Die Einführung der mobilen Interventionstruppe im Jahr 2005 stiess nicht überall auf Zustimmung. Die unterschiedlichen Aufgaben, die Pinto unter einem Hut vereint, führten besonders in den ersten Jahren zu kritischen Vorstössen im Stadtrat. Es allen recht zu machen, sei aber ohnehin nie das Ziel gewesen, sagt Silvio Flückiger und fährt fort: «Unsere Arbeit lässt sich als professionalisierte Zivilcourage zusammenfassen.»

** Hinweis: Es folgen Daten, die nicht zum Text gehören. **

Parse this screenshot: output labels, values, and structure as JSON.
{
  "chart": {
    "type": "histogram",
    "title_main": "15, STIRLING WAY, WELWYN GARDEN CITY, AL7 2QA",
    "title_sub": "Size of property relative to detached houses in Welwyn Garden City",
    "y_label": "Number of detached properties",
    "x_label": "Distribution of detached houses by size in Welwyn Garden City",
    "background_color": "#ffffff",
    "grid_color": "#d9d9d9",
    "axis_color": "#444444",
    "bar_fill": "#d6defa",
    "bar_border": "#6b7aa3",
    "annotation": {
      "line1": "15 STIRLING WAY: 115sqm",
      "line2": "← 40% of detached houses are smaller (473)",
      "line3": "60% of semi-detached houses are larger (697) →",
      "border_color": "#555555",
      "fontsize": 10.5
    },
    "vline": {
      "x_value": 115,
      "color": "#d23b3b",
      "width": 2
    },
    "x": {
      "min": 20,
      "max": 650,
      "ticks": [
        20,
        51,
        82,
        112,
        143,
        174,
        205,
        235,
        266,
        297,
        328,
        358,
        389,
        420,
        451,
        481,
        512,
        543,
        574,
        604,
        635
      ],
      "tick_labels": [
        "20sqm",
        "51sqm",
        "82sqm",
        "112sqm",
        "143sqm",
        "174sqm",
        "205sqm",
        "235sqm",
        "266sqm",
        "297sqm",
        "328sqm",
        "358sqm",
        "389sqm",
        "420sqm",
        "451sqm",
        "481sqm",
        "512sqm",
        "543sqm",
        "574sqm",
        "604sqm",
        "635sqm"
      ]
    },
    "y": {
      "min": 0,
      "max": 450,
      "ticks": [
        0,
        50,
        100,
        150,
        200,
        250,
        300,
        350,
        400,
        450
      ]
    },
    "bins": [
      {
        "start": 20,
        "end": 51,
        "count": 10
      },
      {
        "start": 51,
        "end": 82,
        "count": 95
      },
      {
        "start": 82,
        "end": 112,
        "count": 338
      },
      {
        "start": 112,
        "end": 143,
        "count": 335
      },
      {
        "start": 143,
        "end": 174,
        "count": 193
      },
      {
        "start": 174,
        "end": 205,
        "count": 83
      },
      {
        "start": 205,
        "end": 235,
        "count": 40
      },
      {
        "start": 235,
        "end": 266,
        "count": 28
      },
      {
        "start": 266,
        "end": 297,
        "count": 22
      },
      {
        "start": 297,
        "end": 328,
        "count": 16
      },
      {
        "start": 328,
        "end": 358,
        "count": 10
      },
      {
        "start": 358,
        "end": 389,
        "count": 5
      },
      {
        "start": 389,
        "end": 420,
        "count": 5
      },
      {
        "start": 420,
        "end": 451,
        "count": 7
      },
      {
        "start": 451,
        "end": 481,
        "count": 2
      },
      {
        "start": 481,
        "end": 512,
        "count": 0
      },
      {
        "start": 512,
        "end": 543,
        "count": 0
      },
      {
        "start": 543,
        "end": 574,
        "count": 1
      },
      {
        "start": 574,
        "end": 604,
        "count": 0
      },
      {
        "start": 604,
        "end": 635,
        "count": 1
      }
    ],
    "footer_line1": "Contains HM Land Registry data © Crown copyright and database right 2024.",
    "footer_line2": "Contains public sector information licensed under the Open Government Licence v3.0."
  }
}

In einem Haltungspapier der Schweizerischen Fachgruppe Gassenarbeit wird, ohne Pinto namentlich zu nennen, der Konflikt deutlicher. Die Abgabe von ordnungspolitischen Aufgaben an nicht polizeiliche Organisationen möge vielleicht berechtigt sein, heisst es dort, doch dies solle nicht unter dem Deckmantel der Sozialen Arbeit geschehen. Darauf angesprochen, entgegnet Flückiger: Sozialarbeit leistet sehr vereinfacht zwei Aufgaben: fördern und fordern. Jeder Soziarbeiter oder Sozialpädagoge, der in einer Institution, auf einem Sozialdienst oder in einem Wohnprojekt arbeitet, tut exakt dies. Bei Pinto ist es dasselbe, nur setzen wir nicht eine Hausordnung durch oder machen auf Abmachungen aufmerksam, wir weisen auf die Regeln im öffentlichen Raum hin. Wir leisten also durchaus Soziale Arbeit.
Pinto ist eine mobile Interventionsgruppe, die sich im öffentlichen Raum der Stadt Bern für eine konfliktfreie Koexistenz aller Bevölkerungsgruppen einsetzt.